Because this is an alpha release, please don't use it in production. Backwards-incompatible changes will very likely have to be made when bugs are found, but you are highly encouraged to use it for testing. The examples do work and the changes to the interface won't be too substantial.
Only a limited set of the final features have been implemented. Currently, reads writes, and subscribes work. You can not yet activate or interact with content.

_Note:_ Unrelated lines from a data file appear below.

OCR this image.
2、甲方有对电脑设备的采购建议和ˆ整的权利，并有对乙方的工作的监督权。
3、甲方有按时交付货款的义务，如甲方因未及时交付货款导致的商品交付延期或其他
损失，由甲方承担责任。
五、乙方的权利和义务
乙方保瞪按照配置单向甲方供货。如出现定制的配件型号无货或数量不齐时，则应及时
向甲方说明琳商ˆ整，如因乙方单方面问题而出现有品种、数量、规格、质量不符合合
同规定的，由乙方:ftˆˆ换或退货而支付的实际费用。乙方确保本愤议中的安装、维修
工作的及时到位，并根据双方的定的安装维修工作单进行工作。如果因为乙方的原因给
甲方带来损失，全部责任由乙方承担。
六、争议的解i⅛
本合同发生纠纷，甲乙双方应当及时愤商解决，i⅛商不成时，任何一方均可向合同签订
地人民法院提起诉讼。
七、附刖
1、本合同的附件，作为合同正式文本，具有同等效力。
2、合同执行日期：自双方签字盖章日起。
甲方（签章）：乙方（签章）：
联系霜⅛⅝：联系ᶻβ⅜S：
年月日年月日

The inline documentation is incomplete and is probably wrong in many places, don't pay too much attention to it. You should be able to figure out most of the usage from the examples and the function prototypes.
About
This library uses the concept of "operations" (ops) for all interactions with the OneP. One operation is a single read, write, or subscription of a single dataport. There are two classes of ops, single shot and sustained. Read and write are single shot operations. That means that you queue the operation then process until it either succeeds or fails. Subscribe is a sustained operation, that means that you queue it once then the library will do everything in it's power to keep it active.
Usage
This section won't explain everything, at least not until we decide that the API is stable, see the examples folder for real uses.
Most Common Use
You have to hold the memory for the ops, it's up to you if you want to use
malloc, create an array of exo_op
s then call exo_op_init()
on that array to
initialize it. Next add any sustained operations that you want. Then add any
one-shot operations you want to call immediately. Once you have all the
operations you want queued up, call exo_operate()
until it returns EXO_IDLE
,
this means that it has nothing more to do and all of the queued single-shot
operations have succeeded or failed and that all of the queued sustained
sustained operations are in a waiting state and are not expecting any immediate
responses. This is the time to do any operations that will take more than a
couple hundred milliseconds.
When Not Using Provisioning with Examples
If you're planning on testing the included example
(make posixsubscribe && ./posixsubscribe
) and you're not using the
provisioning system you'll need to paste your CIK into a file named cik
to
fool the library into thinking that it already activated itself.